Quote Originally Posted by Old Eagle View Post
He is therefore a master of framing arguments to suit his purpose. If you're busting some guy, you want him as a prosecutor. If you're up on charges, you want him defending your butt.

1. He indeed frames his argument as either/or and once you buy into that, then much of his rationale indeed follows.

2. Gian is right in that the Army is overwhelmed by COIN. Not by choice. We are simply too small not to have everyone engaged. Our PME is definitely not COIN-only, nor should it be. And our senior leadership is definitely not COIN only.

3. 3-24 is not a Boy Scout handbook and it does not say that kinetic operations are unimportant.
Agreed with all - more later - the either/or rhetoric is tiring and severely underestimates the intelligence and flexibility of our officers and NCO's - and the role of kinetic ops. I've beat that dead horse in other threads - here, here, here, here, here, and here.

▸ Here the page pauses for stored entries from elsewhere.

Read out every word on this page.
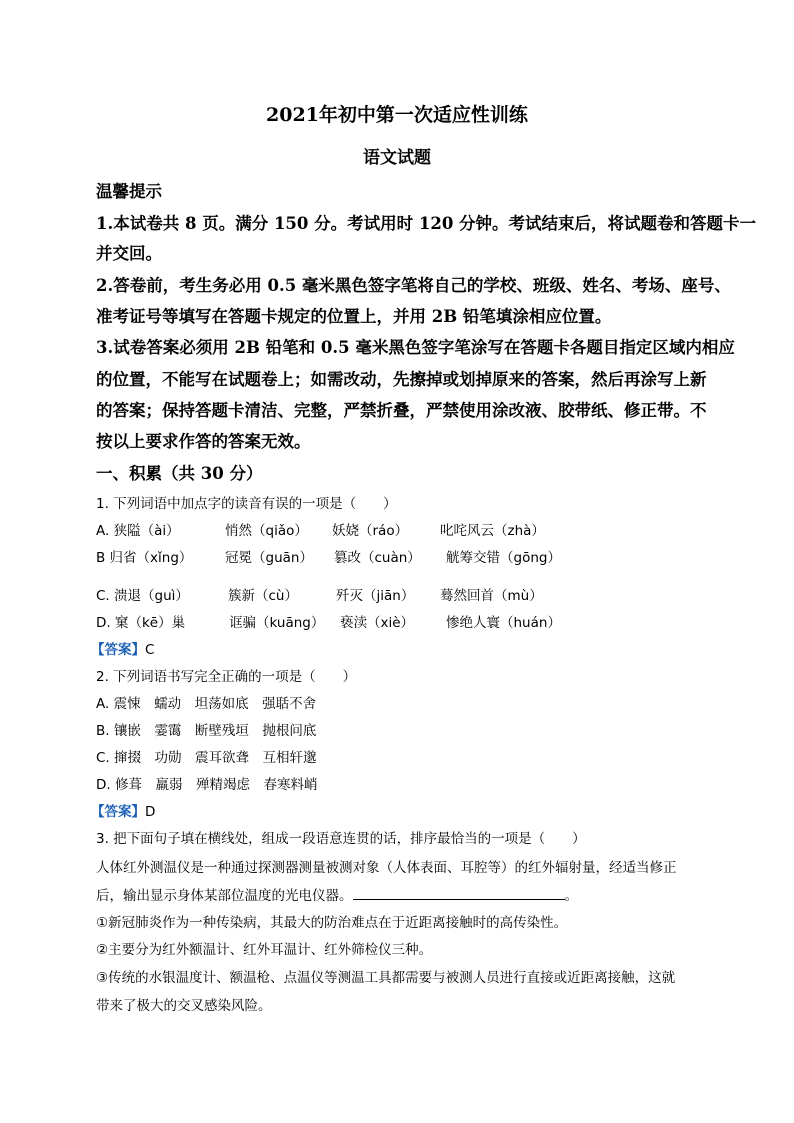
2021年初中第一次适应性训练
语文试题
温馨提示
1.本试卷共 8 页。满分 150 分。考试用时 120 分钟。考试结束后，将试题卷和答题卡一
并交回。
2.答卷前，考生务必用 0.5 毫米黑色签字笔将自己的学校、班级、姓名、考场、座号、
准考证号等填写在答题卡规定的位置上，并用 2B 铅笔填涂相应位置。
3.试卷答案必须用 2B 铅笔和 0.5 毫米黑色签字笔涂写在答题卡各题目指定区域内相应
的位置，不能写在试题卷上；如需改动，先擦掉或划掉原来的答案，然后再涂写上新
的答案；保持答题卡清洁、完整，严禁折叠，严禁使用涂改液、胶带纸、修正带。不
按以上要求作答的答案无效。
一、积累（共 30 分）
1. 下列词语中加点字的读音有误的一项是（　　）
A. 狭隘（ài）	悄然（qiǎo） 妖娆（ráo） 叱咤风云（zhà）
B 归省（xǐng） 冠冕（guān） 篡改（cuàn） 觥筹交错（gōng）
C. 溃退（guì）	簇新（cù）	歼灭（jiān） 蓦然回首（mù）
D. 窠（kē）巢	诓骗（kuāng） 亵渎（xiè） 惨绝人寰（huán）
【答案】C
2. 下列词语书写完全正确的一项是（　　）
A. 震悚　蠕动　坦荡如底　强聒不舍
B. 镶嵌　霎霭　断壁残垣　抛根问底
C. 撺掇　功勋　震耳欲聋　互相轩邈
D. 修葺　羸弱　殚精竭虑　春寒料峭
【答案】D
3. 把下面句子填在横线处，组成一段语意连贯的话，排序最恰当的一项是（　　）
人体红外测温仪是一种通过探测器测量被测对象（人体表面、耳腔等）的红外辐射量，经适当修正
后，输出显示身体某部位温度的光电仪器。	。
①新冠肺炎作为一种传染病，其最大的防治难点在于近距离接触时的高传染性。
②主要分为红外额温计、红外耳温计、红外筛检仪三种。
③传统的水银温度计、额温枪、点温仪等测温工具都需要与被测人员进行直接或近距离接触，这就
带来了极大的交叉感染风险。
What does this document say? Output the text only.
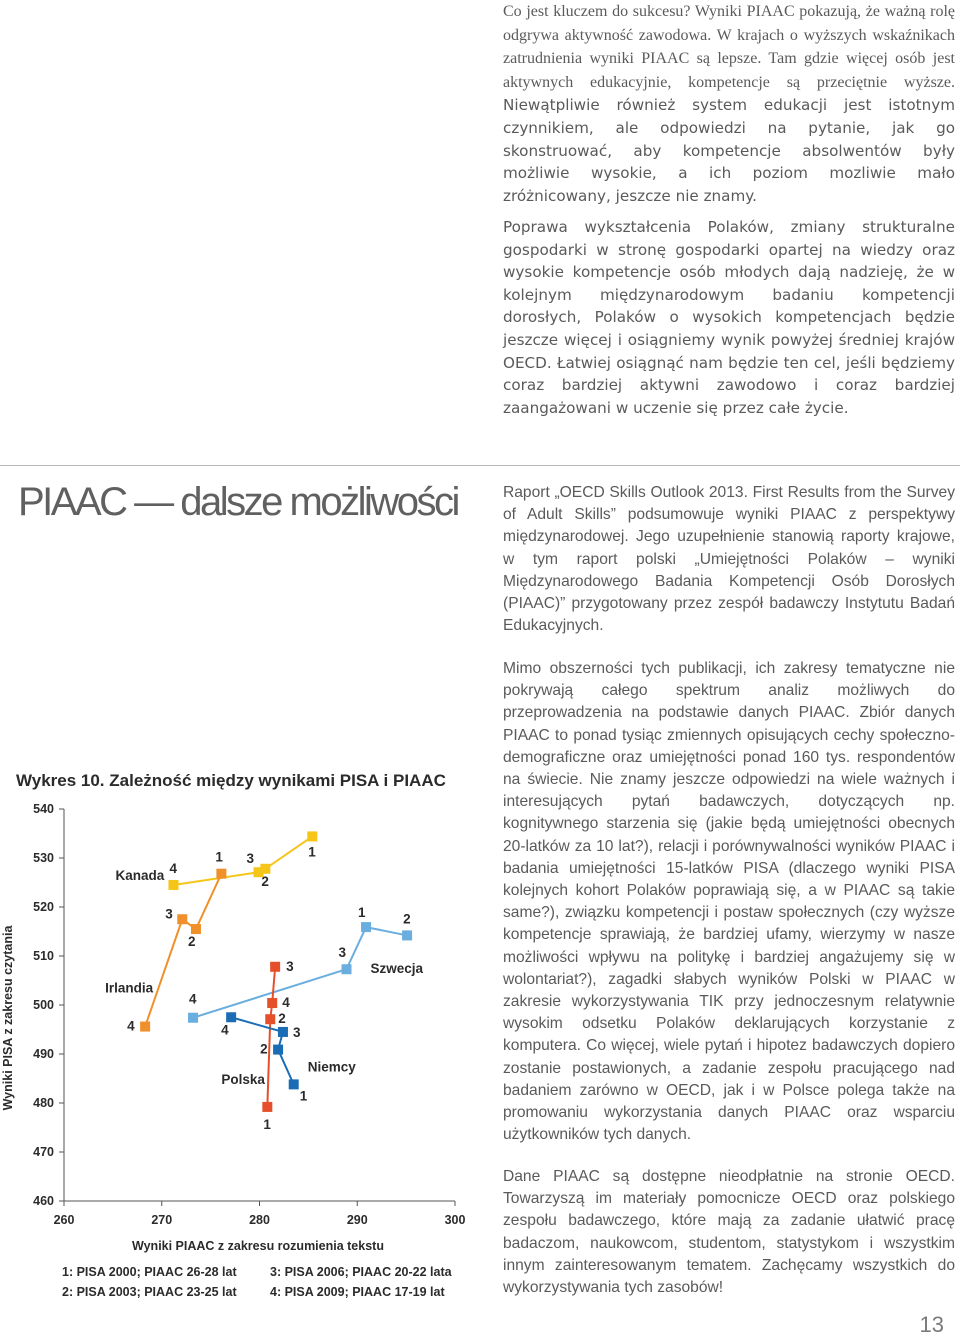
Co jest kluczem do sukcesu? Wyniki PIAAC pokazują, że ważną rolę odgrywa aktywność zawodowa. W krajach o wyższych wskaźnikach zatrudnienia wyniki PIAAC są lepsze. Tam gdzie więcej osób jest aktywnych edukacyjnie, kompetencje są przeciętnie wyższe. Niewątpliwie również system edukacji jest istotnym czynnikiem, ale odpowiedzi na pytanie, jak go skonstruować, aby kompetencje absolwentów były możliwie wysokie, a ich poziom mozliwie mało zróżnicowany, jeszcze nie znamy.

Poprawa wykształcenia Polaków, zmiany strukturalne gospodarki w stronę gospodarki opartej na wiedzy oraz wysokie kompetencje osób młodych dają nadzieję, że w kolejnym międzynarodowym badaniu kompetencji dorosłych, Polaków o wysokich kompetencjach będzie jeszcze więcej i osiągniemy wynik powyżej średniej krajów OECD. Łatwiej osiągnąć nam będzie ten cel, jeśli będziemy coraz bardziej aktywni zawodowo i coraz bardziej zaangażowani w uczenie się przez całe życie.

PIAAC — dalsze możliwości	Raport „OECD Skills Outlook 2013. First Results from the Survey of Adult Skills” podsumowuje wyniki PIAAC z perspektywy międzynarodowej. Jego uzupełnienie stanowią raporty krajowe, w tym raport polski „Umiejętności Polaków – wyniki Międzynarodowego Badania Kompetencji Osób Dorosłych (PIAAC)” przygotowany przez zespół badawczy Instytutu Badań Edukacyjnych.

Mimo obszerności tych publikacji, ich zakresy tematyczne nie pokrywają całego spektrum analiz możliwych do przeprowadzenia na podstawie danych PIAAC. Zbiór danych PIAAC to ponad tysiąc zmiennych opisujących cechy społeczno-demograficzne oraz umiejętności ponad 160 tys. respondentów na świecie. Nie znamy jeszcze odpowiedzi na wiele ważnych i interesujących pytań badawczych, dotyczących np. kognitywnego starzenia się (jakie będą umiejętności obecnych 20-latków za 10 lat?), relacji i porównywalności wyników PIAAC i badania umiejętności 15-latków PISA (dlaczego wyniki PISA kolejnych kohort Polaków poprawiają się, a w PIAAC są takie same?), związku kompetencji i postaw społecznych (czy wyższe kompetencje sprawiają, że bardziej ufamy, wierzymy w nasze możliwości wpływu na politykę i bardziej angażujemy się w wolontariat?), zagadki słabych wyników Polski w PIAAC w zakresie wykorzystywania TIK przy jednoczesnym relatywnie wysokim odsetku Polaków deklarujących korzystanie z komputera. Co więcej, wiele pytań i hipotez badawczych dopiero zostanie postawionych, a zadanie zespołu pracującego nad badaniem zarówno w OECD, jak i w Polsce polega także na promowaniu wykorzystania danych PIAAC oraz wsparciu użytkowników tych danych.

Dane PIAAC są dostępne nieodpłatnie na stronie OECD. Towarzyszą im materiały pomocnicze OECD oraz polskiego zespołu badawczego, które mają za zadanie ułatwić pracę badaczom, naukowcom, studentom, statystykom i wszystkim innym zainteresowanym tematem. Zachęcamy wszystkich do wykorzystywania tych zasobów!

13
Wykres 10. Zależność między wynikami PISA i PIAAC
460
470
480
490
500
510
520
530
540
260	270	280	290	300
4
3
2
1
Kanada
4
3
2
1
Irlandia
4
3
1	2
Szwecja
1
2
4
3
Polska
4	3
2
1
Niemcy
Wyniki PIAAC z zakresu rozumienia tekstu
Wyniki PISA z zakresu czytania
1: PISA 2000; PIAAC 26-28 lat
2: PISA 2003; PIAAC 23-25 lat
3: PISA 2006; PIAAC 20-22 lata
4: PISA 2009; PIAAC 17-19 lat
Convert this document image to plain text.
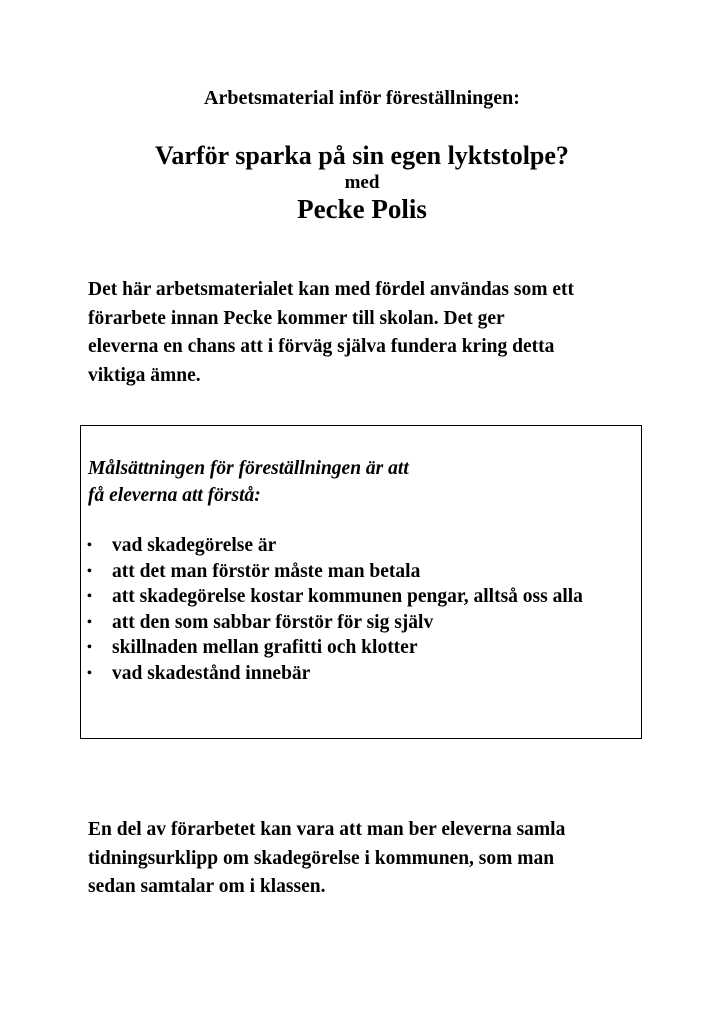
Arbetsmaterial inför föreställningen:
Varför sparka på sin egen lyktstolpe?
med
Pecke Polis

Det här arbetsmaterialet kan med fördel användas som ett
förarbete innan Pecke kommer till skolan. Det ger
eleverna en chans att i förväg själva fundera kring detta
viktiga ämne.

Målsättningen för föreställningen är att
få eleverna att förstå:

• vad skadegörelse är
• att det man förstör måste man betala
• att skadegörelse kostar kommunen pengar, alltså oss alla
• att den som sabbar förstör för sig själv
• skillnaden mellan grafitti och klotter
• vad skadestånd innebär

En del av förarbetet kan vara att man ber eleverna samla
tidningsurklipp om skadegörelse i kommunen, som man
sedan samtalar om i klassen.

Bottom lines - a) force is not necessairly bad in COIN, you just have to think about it before you do it - and COIN doctrine doesn't state otherwise b) we have smart, adaptable leaders who need grounding in COIN theory before being asked to execute it (not true prior to 2003), c) Dropping bombs and shooting artillery has its uses, and d) there is a leadership disconnect issue in the army that is driving many promising junior officers away, e) we need to get away from this amateurish either/or debate about competencies and define what our leaders SHOULD look like for the future. HINT: it's neither a COIN/IW or a MCO specialist, but somehwere in between - finding what that is should be our direction, and get past this COIN/MCO focus name calling.